La théorie ainsi conçue est «une économie de la pensée». C’est en même temps une classification naturelle. — Qu’en savez-vous? demandera-t-on à M. Duhem. — M. Duhem n’en sait rien: mais il en est fermement convaincu. «Le savant, dit-il, a beau se pénétrer de cette idée que ses théories n’ont aucun pouvoir pour saisir la réalité...., il ne peut se forcer a croire qu’un système capable d’ordonner si simplement et si aisément un nombre immense de lois, de prime abord si disparates, soit un système purement artificiel; par une intuition où Pascal eût reconnu une de ces raison du cœur «que la raison ne commit pas» il affirme sa foi en un ordre réel dont ses théories sont une image, de jour en jour plus claire et plus fidèle» (p. 38).
Ainsi esquissée à larges traits, la doctrine de M. Duhem ne diffère pas beaucoup de celles qui sont communément admises par les philosophes contemporains. Ce qui en fait l’originalité, c’est l’importance prépondérante que M. Duhem attribue au calcul mathématique dans le développement de la Physique.

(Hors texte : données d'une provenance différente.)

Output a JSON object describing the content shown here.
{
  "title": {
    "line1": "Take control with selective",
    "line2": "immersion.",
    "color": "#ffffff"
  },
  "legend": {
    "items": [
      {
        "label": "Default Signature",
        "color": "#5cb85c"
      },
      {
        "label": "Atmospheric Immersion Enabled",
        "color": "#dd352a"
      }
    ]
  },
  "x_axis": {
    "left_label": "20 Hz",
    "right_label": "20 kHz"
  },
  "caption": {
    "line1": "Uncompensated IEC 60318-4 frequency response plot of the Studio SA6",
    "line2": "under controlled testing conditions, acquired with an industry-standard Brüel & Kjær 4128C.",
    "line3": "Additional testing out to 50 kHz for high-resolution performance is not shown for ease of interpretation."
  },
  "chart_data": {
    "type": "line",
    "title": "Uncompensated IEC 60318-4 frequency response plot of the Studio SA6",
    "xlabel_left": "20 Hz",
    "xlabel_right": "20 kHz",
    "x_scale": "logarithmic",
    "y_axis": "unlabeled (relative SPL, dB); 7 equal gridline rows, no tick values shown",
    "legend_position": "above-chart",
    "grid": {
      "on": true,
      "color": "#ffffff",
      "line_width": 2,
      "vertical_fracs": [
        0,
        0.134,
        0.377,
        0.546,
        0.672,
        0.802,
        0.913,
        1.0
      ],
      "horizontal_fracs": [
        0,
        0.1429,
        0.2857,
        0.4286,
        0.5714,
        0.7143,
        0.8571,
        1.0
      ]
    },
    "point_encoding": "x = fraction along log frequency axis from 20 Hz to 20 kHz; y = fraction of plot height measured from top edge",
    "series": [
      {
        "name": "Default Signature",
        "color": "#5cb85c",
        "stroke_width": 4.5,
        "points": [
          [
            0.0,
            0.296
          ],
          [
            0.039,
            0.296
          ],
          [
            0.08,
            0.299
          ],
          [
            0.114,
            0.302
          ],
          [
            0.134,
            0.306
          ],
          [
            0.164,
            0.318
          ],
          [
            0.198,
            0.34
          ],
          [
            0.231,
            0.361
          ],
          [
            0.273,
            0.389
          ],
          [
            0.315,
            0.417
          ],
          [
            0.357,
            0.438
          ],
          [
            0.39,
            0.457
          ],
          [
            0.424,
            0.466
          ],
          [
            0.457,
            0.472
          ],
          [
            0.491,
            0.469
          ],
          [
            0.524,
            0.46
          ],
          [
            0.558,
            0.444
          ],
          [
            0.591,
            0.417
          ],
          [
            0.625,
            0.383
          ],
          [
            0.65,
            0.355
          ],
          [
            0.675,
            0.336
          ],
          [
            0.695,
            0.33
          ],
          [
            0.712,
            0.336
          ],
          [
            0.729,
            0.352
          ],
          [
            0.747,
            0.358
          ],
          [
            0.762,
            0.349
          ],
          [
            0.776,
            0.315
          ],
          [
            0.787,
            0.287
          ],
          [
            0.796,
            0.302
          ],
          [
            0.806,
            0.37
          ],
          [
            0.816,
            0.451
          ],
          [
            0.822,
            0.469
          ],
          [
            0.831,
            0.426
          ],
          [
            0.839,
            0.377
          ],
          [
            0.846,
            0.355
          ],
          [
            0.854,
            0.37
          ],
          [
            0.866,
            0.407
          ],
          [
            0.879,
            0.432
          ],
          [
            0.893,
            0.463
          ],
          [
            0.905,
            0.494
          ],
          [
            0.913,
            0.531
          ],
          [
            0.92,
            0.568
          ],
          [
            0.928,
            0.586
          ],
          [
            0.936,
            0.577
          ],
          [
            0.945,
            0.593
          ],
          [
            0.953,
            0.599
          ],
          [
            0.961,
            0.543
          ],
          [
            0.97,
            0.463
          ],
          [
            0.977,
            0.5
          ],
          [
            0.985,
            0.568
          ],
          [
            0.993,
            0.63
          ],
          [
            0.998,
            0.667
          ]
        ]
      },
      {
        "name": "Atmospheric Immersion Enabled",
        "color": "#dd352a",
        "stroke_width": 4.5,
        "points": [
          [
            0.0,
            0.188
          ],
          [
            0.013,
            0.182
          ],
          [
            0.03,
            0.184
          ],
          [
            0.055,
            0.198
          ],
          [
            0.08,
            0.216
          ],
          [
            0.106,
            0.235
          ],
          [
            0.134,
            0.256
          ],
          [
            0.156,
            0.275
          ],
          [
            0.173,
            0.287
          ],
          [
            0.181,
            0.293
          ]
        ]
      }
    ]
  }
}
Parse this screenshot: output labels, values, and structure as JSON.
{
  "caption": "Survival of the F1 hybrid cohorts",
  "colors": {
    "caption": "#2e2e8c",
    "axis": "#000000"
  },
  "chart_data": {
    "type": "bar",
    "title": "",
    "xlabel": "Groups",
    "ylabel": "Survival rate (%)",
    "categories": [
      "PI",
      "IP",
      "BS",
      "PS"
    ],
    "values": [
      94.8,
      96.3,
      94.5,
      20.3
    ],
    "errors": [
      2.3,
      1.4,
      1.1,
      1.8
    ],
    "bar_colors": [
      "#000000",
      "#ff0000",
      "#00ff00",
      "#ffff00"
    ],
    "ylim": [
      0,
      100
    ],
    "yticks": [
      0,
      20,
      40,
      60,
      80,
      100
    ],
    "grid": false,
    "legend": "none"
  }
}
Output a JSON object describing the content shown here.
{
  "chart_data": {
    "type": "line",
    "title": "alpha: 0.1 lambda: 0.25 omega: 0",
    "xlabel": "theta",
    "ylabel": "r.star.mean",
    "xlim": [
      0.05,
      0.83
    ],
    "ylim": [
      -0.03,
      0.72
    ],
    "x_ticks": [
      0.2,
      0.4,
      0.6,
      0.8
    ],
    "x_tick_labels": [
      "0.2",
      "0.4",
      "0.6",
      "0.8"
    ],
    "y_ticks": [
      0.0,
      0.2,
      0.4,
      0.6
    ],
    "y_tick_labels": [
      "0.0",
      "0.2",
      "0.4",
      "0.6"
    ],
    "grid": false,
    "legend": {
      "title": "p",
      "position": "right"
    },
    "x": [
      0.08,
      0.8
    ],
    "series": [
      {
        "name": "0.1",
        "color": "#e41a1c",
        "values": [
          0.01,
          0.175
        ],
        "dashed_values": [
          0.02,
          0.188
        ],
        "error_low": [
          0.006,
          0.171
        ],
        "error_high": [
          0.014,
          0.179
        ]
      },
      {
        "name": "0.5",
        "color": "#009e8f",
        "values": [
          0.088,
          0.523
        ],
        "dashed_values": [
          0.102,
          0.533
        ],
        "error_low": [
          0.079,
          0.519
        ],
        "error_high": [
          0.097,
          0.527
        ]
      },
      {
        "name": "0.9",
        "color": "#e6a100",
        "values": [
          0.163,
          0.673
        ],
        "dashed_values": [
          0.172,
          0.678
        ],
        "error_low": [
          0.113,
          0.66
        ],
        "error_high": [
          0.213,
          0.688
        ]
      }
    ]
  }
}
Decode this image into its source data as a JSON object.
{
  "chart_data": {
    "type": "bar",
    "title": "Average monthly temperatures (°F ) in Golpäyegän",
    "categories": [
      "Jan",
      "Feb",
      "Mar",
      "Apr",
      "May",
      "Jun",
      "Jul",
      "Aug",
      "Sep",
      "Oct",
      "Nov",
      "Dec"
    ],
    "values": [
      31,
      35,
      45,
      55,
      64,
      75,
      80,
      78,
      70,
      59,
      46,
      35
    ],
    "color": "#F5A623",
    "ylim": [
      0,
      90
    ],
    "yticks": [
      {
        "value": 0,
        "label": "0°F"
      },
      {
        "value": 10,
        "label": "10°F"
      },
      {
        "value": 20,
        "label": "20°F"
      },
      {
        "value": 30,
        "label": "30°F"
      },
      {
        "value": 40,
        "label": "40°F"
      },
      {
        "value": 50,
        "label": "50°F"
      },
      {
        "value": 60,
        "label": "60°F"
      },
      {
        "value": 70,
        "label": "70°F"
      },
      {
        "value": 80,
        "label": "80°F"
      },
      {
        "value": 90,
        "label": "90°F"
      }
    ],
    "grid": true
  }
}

En effet, d’après M. Duhem, les découvertes physiques ne sauraient être regardées comme des résultats de l’expérimentation. La théorie doit être édifiée par des moyens purement logiques, et ce n’est qu’après coup que l’on est autorisé à la confronter avec l’expérience. Le seul contrôle expérimental de la théorie physique qui ne soit pas illogique consiste à comparer, le système entier de la théorie physique à tout l’ensemble des lois expérimentales et à apprécier si celui-ci est représenté par celui-là d’une manière satisfaisante» (p. 328). C’est qu’en effet la théorie est un bloc formé de parties indissolublement liées les unes aux autres: quand on cherche à vérifier une première loi par une expérience de laboratoire, on est obligé (ne serait-ce que parce qu’on se sert d’instruments) de s’appuyer sur un grand nombre d’autres lois non encore vérifiées; «donc le physicien ne peut jamais soumettre au contrôle de l’expérience une hypothèse isolée, mais seulement un ensemble d’hypothèses». (p. 307). Ainsi l’expérimentation ne sert qu’à apprécier la valeur d’une théorie déjà édifiée: le travail constructeur incombe tout entier au théoricien, au mathématicien.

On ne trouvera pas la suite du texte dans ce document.